The individual tweets were visualised on the plot below for further analysis.

In [123]:
trace1 = Scatter(x = tweets.sentiment_polarity,
                 y = tweets.sentiment_subjectivity,
                 mode='markers',
                 marker=dict(size=8,
                             color = tweets.sentiment_polarity, #set color equal to a variable
                             colorscale=[[0.0, 'rgba(255, 0, 0, 0.3)'],  
                                         [0.5, 'rgba(214, 214, 214, 0.3)'],
                                         [1.0, 'rgba(0,128,0, 0.3)']],
                             showscale=True),
                 text = tweets['tweet']
                )
layout = Layout(title= 'Tweet Polarity & Subjectivity',
                hovermode= 'closest',
                xaxis= dict(title= 'Tweet Polarity',ticklen= 0.5, zeroline= True, gridwidth= 0.5),
                yaxis=dict(title= 'Tweet Subjectivity',ticklen= 0.5, gridwidth= 0.5))
                
data = [trace1]

fig92 = dict(data = data, layout = layout)
iplot(fig92)

Here we can take a closer look at tweet sentiment and subjectivity. Again thr graph illustrates that more tweets are positive about fracking. Interestingly, the as tweets become more subjective and opinionated, they become more polarised. Meaning that people tend to have strong opinions about fracking.

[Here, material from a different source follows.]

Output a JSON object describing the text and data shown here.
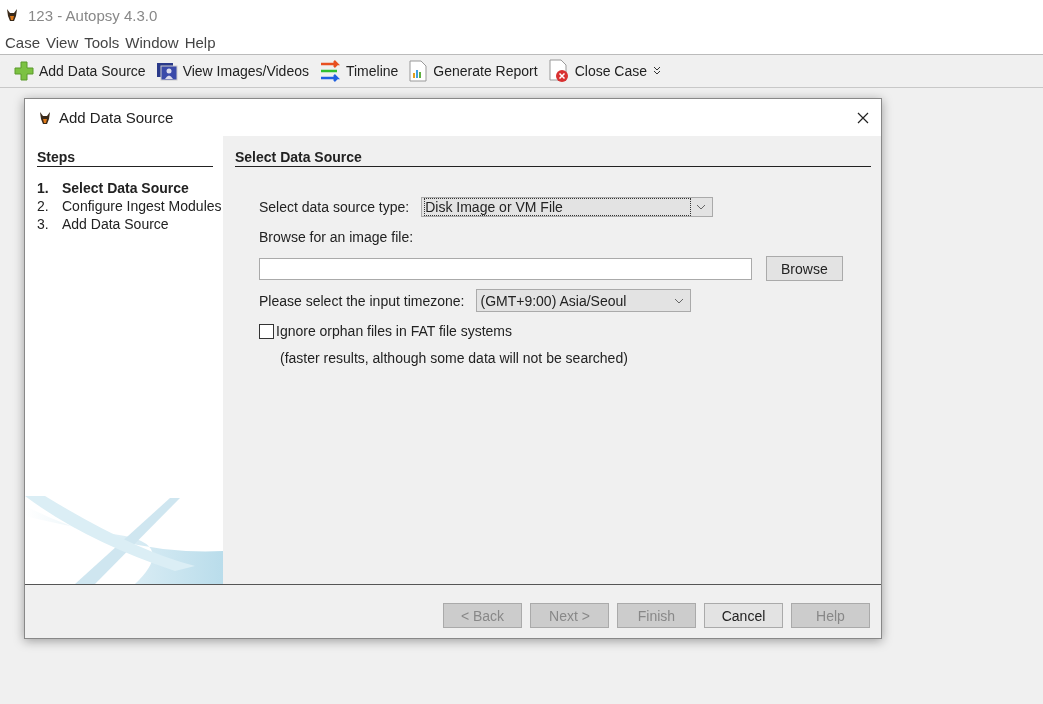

By hovering over each of tweets allows the tweet to be viewed. Further inspection shows that the results may not be reliable. For instance, the most positive tweet in the top right of the plot is quite obviously negative about fracking, but the obvious sarcasm is not picked up by the TextBlob algorithm.

These instances are evident numerous times acriss the plot. It may be valid to say that sentiment analysis using TextBlob is not a robust method for measuring public opinion about fracking.